Un irriducibile rivoluzionario

 

a cura di Elio Camilleri

Girolamo Giuffrida, detto “Cutugno”, cioè calzolaio, fu un catanese di quelli che non riuscivano neppure a pensare alla possibilità di sopportare soprusi, ingiustizie dei potenti e dei prepotenti, sia che essi fossero locali o venuti da lontano.

In segno di protesta contro la classe dirigente aveva minacciato di dare fuoco a tre gigantesche pire nella piazza della fiera, poi fu arrestato assieme al figlio Giuseppe il 5 agosto 1647: per tre giorni padre e figlio furono terribilmente torturati e, quindi, furono gettati in una cella ad aspettare il giorno dell’impiccagione.

Tre mesi dopo, l’8 ottobre, Girolamo Giuffrida, detto “Cutugno”, cioè calzolaio, suo figlio Giuseppe ed altri sei ribelli sarebbero stati impiccati se non fosse arrivato all’improvviso un acquazzone di quelli che capitano una volta ogni cent’anni e allora gli otto condannati tornarono a vivere.

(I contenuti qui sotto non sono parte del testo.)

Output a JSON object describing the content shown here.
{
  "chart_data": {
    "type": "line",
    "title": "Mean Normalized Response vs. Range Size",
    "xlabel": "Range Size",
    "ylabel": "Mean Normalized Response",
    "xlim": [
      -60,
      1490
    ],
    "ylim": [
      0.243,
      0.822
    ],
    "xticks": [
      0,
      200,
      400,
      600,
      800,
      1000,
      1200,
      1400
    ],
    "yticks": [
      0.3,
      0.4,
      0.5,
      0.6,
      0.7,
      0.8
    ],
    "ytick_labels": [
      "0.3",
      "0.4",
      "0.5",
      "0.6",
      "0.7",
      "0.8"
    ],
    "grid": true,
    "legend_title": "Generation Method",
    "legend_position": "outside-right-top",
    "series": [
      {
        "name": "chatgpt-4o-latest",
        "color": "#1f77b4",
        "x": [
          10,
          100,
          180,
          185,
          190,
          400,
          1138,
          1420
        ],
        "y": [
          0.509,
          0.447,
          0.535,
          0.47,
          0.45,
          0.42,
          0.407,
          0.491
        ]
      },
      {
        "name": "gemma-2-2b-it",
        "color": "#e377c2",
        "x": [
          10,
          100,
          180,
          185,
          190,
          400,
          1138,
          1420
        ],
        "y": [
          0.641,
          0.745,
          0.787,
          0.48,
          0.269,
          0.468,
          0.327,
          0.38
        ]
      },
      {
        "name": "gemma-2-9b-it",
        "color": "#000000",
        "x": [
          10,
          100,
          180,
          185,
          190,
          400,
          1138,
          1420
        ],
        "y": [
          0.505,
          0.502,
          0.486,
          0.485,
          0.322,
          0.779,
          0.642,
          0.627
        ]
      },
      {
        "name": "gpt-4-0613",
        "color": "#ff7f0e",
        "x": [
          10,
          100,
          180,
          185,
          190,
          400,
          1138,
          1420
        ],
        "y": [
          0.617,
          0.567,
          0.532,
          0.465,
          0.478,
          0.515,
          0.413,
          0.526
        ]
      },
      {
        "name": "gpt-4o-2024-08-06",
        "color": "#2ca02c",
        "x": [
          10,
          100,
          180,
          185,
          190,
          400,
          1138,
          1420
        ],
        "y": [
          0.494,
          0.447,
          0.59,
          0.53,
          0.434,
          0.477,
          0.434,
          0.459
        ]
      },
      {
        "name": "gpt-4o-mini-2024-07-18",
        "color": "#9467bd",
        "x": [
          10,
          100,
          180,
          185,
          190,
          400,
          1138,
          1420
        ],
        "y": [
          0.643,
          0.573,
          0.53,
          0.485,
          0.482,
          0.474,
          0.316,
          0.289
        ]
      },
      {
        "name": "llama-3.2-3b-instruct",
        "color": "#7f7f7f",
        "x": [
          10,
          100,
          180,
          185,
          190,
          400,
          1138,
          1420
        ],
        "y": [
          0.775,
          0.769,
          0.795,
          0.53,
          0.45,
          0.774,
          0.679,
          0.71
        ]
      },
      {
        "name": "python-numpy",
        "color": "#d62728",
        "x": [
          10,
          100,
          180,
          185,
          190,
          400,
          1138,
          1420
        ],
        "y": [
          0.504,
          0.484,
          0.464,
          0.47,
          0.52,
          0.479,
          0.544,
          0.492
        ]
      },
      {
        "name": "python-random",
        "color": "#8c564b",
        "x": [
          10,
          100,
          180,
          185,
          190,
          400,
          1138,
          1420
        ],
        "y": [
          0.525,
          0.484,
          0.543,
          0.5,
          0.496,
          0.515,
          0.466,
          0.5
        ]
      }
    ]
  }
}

Lui, il Cutugno, continuò la sua battaglia civile per la parità dei diritti per tutti i cittadini, ma furono messe in giro delle calunnie su una sua presun- ta intenzione di cacciare gli spagnoli dalla Sicilia e allora non ebbe paura di partire per Palemo per spiegare tutto al Viceré: portava con sé un crocifisso e un cappio come a voler dire che era innocente come Gesù e che, se fosse stato dimostrato il contrario, era disposto a farsi impiccare.

Fu intercettato dalle parti di Adrano e ricondotto a Catania ed incarcerato. Appena tornato in libertà riprese con immutato vigore la sua battaglia contro i soliti potenti. E forse fu proprio la difesa di due venditori ambulanti le cui bancarelle erano state urtate dalla carrozza del Principe di San Giuliano che determinò la decisiva e definitiva condanna a morte. In quel tafferuglio, il 10 febbraio 1648, gli sgherri del principe furono messi in fuga dal Cutugno e dai suoi amici ed il capitano Giovanbattista Guerrera pensò bene di fare di tutto per accompagnare alla forca il Cutugno, il figlio Giuseppe e altri due. Ci riuscì il 14 gennaio del 1649.